Le ministère de l'Économie a publié un état des lieux des fablabs. De l'espace numérique hébergeant quelques machines à l'unité de prototypage, ces lieux d'innovation recouvrent des réalités très différentes. Ils partagent néanmoins un paradoxe : la difficulté à trouver un modèle économique alors même que le "produire local" fait un retour en force.

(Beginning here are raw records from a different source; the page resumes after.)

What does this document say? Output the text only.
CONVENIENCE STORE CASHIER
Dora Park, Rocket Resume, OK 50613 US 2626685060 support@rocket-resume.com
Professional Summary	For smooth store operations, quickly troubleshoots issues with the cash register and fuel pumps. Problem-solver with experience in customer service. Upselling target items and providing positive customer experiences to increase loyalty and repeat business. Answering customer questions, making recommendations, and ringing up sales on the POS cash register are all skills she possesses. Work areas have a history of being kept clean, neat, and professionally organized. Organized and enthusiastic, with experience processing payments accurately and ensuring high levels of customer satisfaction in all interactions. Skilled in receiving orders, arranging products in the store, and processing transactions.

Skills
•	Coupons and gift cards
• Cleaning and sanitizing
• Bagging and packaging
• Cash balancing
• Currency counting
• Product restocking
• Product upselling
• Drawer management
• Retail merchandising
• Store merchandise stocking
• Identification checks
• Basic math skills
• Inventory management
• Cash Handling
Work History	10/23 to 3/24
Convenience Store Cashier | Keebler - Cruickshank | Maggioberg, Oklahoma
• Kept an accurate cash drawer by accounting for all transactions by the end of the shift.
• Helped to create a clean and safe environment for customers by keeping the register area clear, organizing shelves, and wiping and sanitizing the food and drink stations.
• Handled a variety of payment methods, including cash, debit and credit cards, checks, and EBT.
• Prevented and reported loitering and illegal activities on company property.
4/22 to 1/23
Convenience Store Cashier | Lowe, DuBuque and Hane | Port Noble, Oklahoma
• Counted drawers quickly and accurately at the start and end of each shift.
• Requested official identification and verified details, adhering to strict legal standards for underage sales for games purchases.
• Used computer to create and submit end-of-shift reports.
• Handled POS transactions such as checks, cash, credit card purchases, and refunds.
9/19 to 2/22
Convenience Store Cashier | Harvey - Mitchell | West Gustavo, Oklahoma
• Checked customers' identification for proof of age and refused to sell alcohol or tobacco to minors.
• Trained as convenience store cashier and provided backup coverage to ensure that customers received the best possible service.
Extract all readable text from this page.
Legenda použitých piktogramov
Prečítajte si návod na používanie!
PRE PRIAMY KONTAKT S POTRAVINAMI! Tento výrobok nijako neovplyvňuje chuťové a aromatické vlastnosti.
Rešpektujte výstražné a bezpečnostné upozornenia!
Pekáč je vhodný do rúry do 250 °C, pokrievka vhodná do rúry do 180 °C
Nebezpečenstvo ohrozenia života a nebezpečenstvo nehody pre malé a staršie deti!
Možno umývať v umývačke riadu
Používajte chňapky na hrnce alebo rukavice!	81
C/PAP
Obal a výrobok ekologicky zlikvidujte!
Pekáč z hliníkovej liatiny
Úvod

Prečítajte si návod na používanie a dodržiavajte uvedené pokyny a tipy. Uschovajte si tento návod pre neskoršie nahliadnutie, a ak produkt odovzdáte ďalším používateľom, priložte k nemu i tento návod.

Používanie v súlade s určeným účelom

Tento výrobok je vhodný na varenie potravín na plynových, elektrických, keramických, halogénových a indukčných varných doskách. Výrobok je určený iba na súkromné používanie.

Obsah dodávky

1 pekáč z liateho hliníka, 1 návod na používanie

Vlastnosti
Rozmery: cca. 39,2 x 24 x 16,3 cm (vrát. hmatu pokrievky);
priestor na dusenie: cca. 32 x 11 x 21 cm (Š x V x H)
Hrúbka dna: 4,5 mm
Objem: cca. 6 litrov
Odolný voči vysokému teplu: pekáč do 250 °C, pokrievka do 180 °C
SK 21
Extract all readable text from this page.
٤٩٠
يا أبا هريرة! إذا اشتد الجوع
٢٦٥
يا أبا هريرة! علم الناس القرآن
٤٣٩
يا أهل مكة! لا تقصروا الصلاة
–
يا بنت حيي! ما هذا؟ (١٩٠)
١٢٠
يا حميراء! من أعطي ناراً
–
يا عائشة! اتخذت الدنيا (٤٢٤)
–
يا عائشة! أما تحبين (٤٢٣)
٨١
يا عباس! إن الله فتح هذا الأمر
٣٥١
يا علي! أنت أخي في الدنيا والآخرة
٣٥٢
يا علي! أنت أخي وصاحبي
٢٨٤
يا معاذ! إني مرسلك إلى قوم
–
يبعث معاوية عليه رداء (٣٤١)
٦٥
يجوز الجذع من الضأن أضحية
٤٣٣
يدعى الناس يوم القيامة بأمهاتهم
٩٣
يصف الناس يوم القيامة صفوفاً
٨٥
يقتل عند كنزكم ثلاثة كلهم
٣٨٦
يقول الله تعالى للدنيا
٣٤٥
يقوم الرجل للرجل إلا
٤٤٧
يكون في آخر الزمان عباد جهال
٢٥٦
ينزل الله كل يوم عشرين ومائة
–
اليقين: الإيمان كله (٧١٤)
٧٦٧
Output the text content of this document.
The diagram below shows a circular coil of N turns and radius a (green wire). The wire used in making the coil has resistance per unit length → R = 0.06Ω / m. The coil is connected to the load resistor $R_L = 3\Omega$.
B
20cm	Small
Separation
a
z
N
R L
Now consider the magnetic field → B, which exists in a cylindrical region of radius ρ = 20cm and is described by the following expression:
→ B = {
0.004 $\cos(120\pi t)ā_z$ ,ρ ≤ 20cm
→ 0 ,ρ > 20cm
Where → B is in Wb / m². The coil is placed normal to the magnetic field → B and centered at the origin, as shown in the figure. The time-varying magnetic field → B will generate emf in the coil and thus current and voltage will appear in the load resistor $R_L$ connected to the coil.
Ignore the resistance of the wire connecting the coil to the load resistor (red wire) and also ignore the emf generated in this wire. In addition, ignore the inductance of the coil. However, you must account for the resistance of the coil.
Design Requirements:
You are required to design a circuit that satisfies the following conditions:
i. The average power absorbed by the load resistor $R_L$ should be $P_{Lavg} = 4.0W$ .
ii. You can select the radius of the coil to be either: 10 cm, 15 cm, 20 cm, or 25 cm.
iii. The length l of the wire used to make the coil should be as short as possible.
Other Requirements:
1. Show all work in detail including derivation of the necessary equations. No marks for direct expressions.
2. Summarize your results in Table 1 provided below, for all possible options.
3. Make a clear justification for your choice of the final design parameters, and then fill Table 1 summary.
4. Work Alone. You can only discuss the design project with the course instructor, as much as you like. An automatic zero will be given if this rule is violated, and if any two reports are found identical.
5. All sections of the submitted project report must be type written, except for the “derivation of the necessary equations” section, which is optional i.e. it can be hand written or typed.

Réalisée pour le compte de la direction générale des entreprises et de l’Agence nationale de la cohésion des territoires, l'étude menée par les cabinets Ocalia et Terre d'avance propose un état des lieux des ateliers de fabrication numériques à partir d'une enquête menée auprès d'une centaine de tiers-lieux et autres structures accueillant des "makers". Le terme d'atelier de fabrication numérique (AFN) a du reste été préféré à celui de "fablab" car plus adapté à la diversité des lieux et des acteurs.

Un modèle économique à consolider

La typologie des AFN élaborée par l'étude relève six profils :
• les nouveaux espaces de médiation numérique équipés en matériel de fabrication (imprimantes 3D, découpeuse laser…) ;
•les tiers lieux favorisant l'hybridation des publics comme des activités ;
•les fablabs proprement dits centrés sur une communauté de "makers", ;
•les laboratoires territoriaux d'innovation (souvent liés à l'enseignement supérieur et à la recherche) ;
•les ateliers de prototypage professionnels ;
• et enfin les nouveaux espaces de  formation numérique.
À la croisée des chemins entre la diffusion du numérique (voire de l'e-inclusion), le renforcement du tissu économique local et le développement de l'attractivité du territoire, ils ont en majorité un portage public ou associatif. 

Ces AFN partagent cependant tous la difficulté à trouver un "modèle économique soutenable". Ils peinent notamment, à quelques exceptions près, à attirer des entreprises. L'étude note ainsi "un manque de visibilité sur ce que proposent ces lieux et les bénéfices que les entreprises pourraient en tirer" alors même que ces lieux "pourraient avoir un rôle de premier plan dans la découverte et la mise en œuvre des nouveaux processus d'innovation dans les entreprises". Il résulte de cette incapacité à vendre des prestations au secteur privé "une dépendance marquée au soutien public", "en investissement comme en fonctionnement et plus particulièrement en phase d'amorçage". 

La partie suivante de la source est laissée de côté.